Aerobe Stabilisierung
Abbau organischer Substanz durch aerobe biologische Prozesse, betrieben bei hohem Schlammalter, um Autoxidation (endogene Atmung) zu erreichen. Bei der endogenen Atmung verbrauchen die Bakterien ihre eigenen Zellreserven für Atmung, Bewegung und andere Lebensfunktionen. Dabei wird Zellsubstanz aerob zu Kohlendioxid, Wasser und Ammoniak oxidiert.
Vorteile
- Einfache Steuerung und Betrieb.
- Bessere Qualität des Überstandswassers (abgetrenntes Wasser).
- Nahezu vollständige Reduktion von Gerüchen.
- Reduktion der flüchtigen Feststoffe (organische Substanz) in ähnlichem Umfang wie bei der anaeroben Faulung, jedoch oft bei kürzeren Verweilzeiten.
- Der stabilisierte Schlamm kann als Dünger mit erhöhtem Nährwert für landwirtschaftliche Flächen dienen.
Nachteile
- Hohe Betriebskosten durch hohen Energieverbrauch für die Belüftung.
- Prozess ist stark von Umgebungstemperaturänderungen (Wetter) abhängig.
Parameter
- Schlammalter (Feststoffverweilzeit)
- Hydraulische Verweilzeit
- Organische Belastung
- Leistung bei der Beseitigung von flüchtigen Feststoffen
- Temperatur
- Sauerstoffbedarf
- Durchmischung
Sauerstoffstabilisierungsvarianten
A. Geschlossene Reaktoren (Reinsauerstoffbegasung)

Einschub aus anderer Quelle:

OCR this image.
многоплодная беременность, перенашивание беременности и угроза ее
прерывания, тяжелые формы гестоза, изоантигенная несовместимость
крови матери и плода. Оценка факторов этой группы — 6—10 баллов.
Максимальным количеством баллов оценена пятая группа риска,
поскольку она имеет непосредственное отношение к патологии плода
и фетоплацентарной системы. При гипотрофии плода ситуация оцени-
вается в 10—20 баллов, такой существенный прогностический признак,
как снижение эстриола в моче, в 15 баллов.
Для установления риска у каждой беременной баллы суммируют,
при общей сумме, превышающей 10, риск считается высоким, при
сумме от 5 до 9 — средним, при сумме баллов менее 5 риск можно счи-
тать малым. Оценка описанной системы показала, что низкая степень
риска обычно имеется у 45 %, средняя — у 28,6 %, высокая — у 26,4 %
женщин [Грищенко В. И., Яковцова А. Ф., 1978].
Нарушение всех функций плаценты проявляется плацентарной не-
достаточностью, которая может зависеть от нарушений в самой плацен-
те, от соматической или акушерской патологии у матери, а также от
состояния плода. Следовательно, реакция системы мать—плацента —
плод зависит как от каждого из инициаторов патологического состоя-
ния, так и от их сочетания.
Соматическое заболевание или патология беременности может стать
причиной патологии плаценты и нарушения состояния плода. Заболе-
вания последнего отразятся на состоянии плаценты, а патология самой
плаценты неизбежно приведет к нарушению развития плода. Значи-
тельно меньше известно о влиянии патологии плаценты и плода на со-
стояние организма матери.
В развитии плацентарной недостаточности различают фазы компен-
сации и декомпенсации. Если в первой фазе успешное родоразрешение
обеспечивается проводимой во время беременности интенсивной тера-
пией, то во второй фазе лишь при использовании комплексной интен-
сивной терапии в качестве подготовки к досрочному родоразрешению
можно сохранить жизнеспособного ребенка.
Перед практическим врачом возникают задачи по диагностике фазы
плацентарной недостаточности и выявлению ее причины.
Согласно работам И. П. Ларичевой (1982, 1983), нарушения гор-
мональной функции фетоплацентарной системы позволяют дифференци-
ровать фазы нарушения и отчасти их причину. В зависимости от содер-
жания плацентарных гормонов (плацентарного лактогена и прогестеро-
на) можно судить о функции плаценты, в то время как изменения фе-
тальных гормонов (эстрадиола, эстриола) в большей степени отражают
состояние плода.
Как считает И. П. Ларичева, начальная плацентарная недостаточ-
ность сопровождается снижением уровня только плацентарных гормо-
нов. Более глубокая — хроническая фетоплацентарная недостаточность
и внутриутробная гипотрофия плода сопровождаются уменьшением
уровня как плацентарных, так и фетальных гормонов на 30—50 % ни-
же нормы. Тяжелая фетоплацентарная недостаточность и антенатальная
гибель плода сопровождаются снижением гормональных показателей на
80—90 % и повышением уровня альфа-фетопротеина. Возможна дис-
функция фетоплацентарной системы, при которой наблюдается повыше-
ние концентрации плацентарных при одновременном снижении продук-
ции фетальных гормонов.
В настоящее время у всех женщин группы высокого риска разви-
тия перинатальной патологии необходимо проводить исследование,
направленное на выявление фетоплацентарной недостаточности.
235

Führt zu einer stabilen thermophilen Prozessführung bei Temperaturen zwischen 40-60 °C aufgrund der stark exothermen Oxidationsreaktionen. Sehr gut geeignet für kaltes Klima oder bei Platzmangel. Ermöglicht höhere Reaktionsgeschwindigkeiten und kürzere Retentionszeiten (ca. 4 Tage). Bessere Eliminierung von pathogenen Bakterien und Viren.
B. Offene Reaktoren (Atmosphärische Belüftung)
Niedrigere Betriebstemperaturen, erfordern größere Reaktorvolumina im Vergleich zur Reinsauerstoffbegasung.
Chemische Stabilisierung
Zugabe von Chemikalien (Reagenzien) zu eingedicktem oder entwässertem Schlamm, um die bakterielle Aktivität zu unterbinden. Dieses Verfahren reduziert weder den Gehalt an organischer Substanz noch das Schlammvolumen signifikant. Es schafft physikalisch-chemische Bedingungen, die biologische Abbauprozesse und somit die Entstehung von Gerüchen hemmen. Die Stabilisierung kann mit Kalk (Calciumhydroxid) oder Chlor erfolgen. Aufgrund der geringeren Kosten und der einfacheren Handhabung wird meist Kalk verwendet. Es wird ausreichend Kalk zugegeben, um den pH-Wert des Schlamms deutlich anzuheben (typischerweise auf pH > 12), wodurch die Mikroorganismen abgetötet oder inaktiviert werden.